I went ahead and computed the probabilities with cast() and saved them in another data.frame
> probs
position prob
1 -5 0.0500
2 -4 0.0000
3 -3 0.0000
4 -2 0.2000
5 -1 0.1500
6 0 0.3684
7 1 0.4500
8 2 0.6500
9 3 0.7500
10 4 0.8500
11 5 1.0000
I plotted the probabilities:
p <- ggplot(probs, aes(x=position, y=prob)) + geom_point()
But when I try to add the fitted regression line
p <- p + stat_smooth(method="glm", family="binomial", se=F)
it returns a warning: non-integer #successes in a binomial glm!.
I know that in order to plot the stat_smooth "correctly", I'd have to call it on the original df data with the dichotomous variable. However if I use the dfdata in ggplot(), I see no way to plot the probabilities.

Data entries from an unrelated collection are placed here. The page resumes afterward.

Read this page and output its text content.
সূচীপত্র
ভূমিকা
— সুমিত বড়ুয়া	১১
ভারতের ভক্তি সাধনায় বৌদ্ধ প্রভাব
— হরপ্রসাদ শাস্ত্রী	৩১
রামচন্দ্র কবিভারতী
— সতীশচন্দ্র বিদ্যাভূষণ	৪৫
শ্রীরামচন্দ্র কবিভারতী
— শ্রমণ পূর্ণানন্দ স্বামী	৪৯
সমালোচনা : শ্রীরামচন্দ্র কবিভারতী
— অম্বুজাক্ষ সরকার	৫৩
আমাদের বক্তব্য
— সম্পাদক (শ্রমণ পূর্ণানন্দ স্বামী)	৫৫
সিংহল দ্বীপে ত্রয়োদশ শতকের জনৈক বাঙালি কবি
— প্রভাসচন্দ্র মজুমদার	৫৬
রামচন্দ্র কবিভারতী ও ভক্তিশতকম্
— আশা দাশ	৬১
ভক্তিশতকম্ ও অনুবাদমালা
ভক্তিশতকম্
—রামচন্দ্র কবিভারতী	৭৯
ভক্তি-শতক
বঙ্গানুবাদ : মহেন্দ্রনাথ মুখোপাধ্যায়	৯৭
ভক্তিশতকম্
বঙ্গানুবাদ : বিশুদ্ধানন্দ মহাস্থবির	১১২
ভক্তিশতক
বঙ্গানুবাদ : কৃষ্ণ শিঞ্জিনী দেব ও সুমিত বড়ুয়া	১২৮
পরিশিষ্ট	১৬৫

How can I combine the probabilities and the regression line in one plot, in the way it's meant to be in ggplot2, i.e. without getting any warning or error messages?

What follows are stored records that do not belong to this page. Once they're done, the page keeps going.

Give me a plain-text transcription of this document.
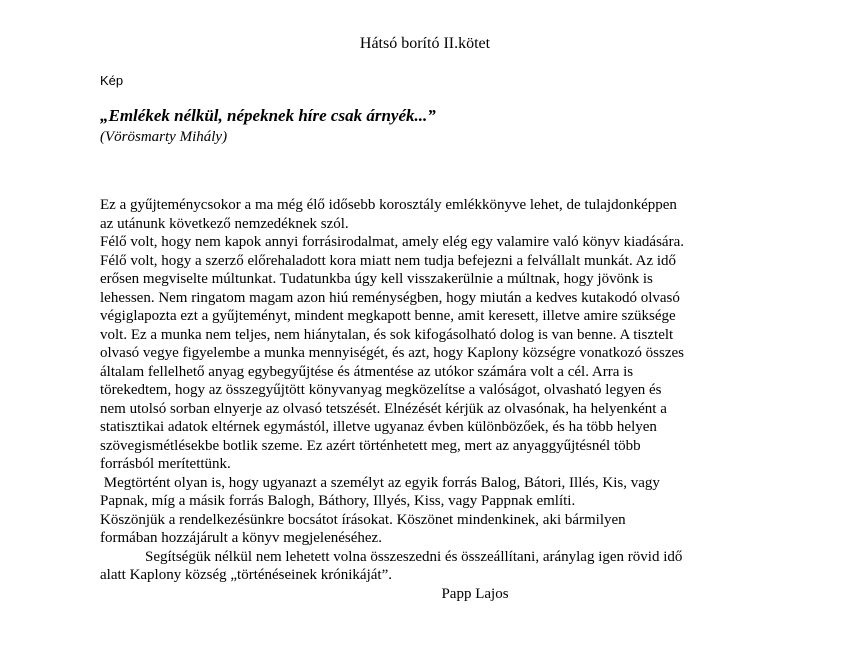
Hátsó borító II.kötet
Kép
„Emlékek nélkül, népeknek híre csak árnyék...”
(Vörösmarty Mihály)
Ez a gyűjteménycsokor a ma még élő idősebb korosztály emlékkönyve lehet, de tulajdonképpen
az utánunk következő nemzedéknek szól.
Félő volt, hogy nem kapok annyi forrásirodalmat, amely elég egy valamire való könyv kiadására.
Félő volt, hogy a szerző előrehaladott kora miatt nem tudja befejezni a felvállalt munkát. Az idő
erősen megviselte múltunkat. Tudatunkba úgy kell visszakerülnie a múltnak, hogy jövönk is
lehessen. Nem ringatom magam azon hiú reménységben, hogy miután a kedves kutakodó olvasó
végiglapozta ezt a gyűjteményt, mindent megkapott benne, amit keresett, illetve amire szüksége
volt. Ez a munka nem teljes, nem hiánytalan, és sok kifogásolható dolog is van benne. A tisztelt
olvasó vegye figyelembe a munka mennyiségét, és azt, hogy Kaplony községre vonatkozó összes
általam fellelhető anyag egybegyűjtése és átmentése az utókor számára volt a cél. Arra is
törekedtem, hogy az összegyűjtött könyvanyag megközelítse a valóságot, olvasható legyen és
nem utolsó sorban elnyerje az olvasó tetszését. Elnézését kérjük az olvasónak, ha helyenként a
statisztikai adatok eltérnek egymástól, illetve ugyanaz évben különbözőek, és ha több helyen
szövegismétlésekbe botlik szeme. Ez azért történhetett meg, mert az anyaggyűjtésnél több
forrásból merítettünk.
Megtörtént olyan is, hogy ugyanazt a személyt az egyik forrás Balog, Bátori, Illés, Kis, vagy
Papnak, míg a másik forrás Balogh, Báthory, Illyés, Kiss, vagy Pappnak említi.
Köszönjük a rendelkezésünkre bocsátot írásokat. Köszönet mindenkinek, aki bármilyen
formában hozzájárult a könyv megjelenéséhez.
Segítségük nélkül nem lehetett volna összeszedni és összeállítani, aránylag igen rövid idő
alatt Kaplony község „történéseinek krónikáját”.
Papp Lajos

There are basically three solutions:
Merging the data.frames
The easiest, after you have your data in two separate data.frames would be to merge them by position:
mydf <- merge( mydf, probs, by="position")
Then you can call ggplot on this data.frame without warnings:
ggplot( mydf, aes(x=position, y=prob)) +
geom_point() +
geom_smooth(method = "glm",
method.args = list(family = "binomial"),
se = FALSE)
Avoiding the creation of two data.frames
In future you could directly avoid the creation of two separate data.frames which you have to merge later. Personally, I like to use the plyr package for that:
librayr(plyr)
mydf <- ddply( mydf, "position", mutate, prob = mean(response) )
Edit: Use different data for each layer
I forgot to mention, that you can use for each layer another data.frame which is a strong advantage of ggplot2:
ggplot( probs, aes(x=position, y=prob)) +
geom_point() +
geom_smooth(data = mydf, aes(x = position, y = response),
method = "glm", method.args = list(family = "binomial"),
se = FALSE)
As an additional hint: Avoid the usage of the variable name df since you override the built in function stats::df by assigning to this variable name.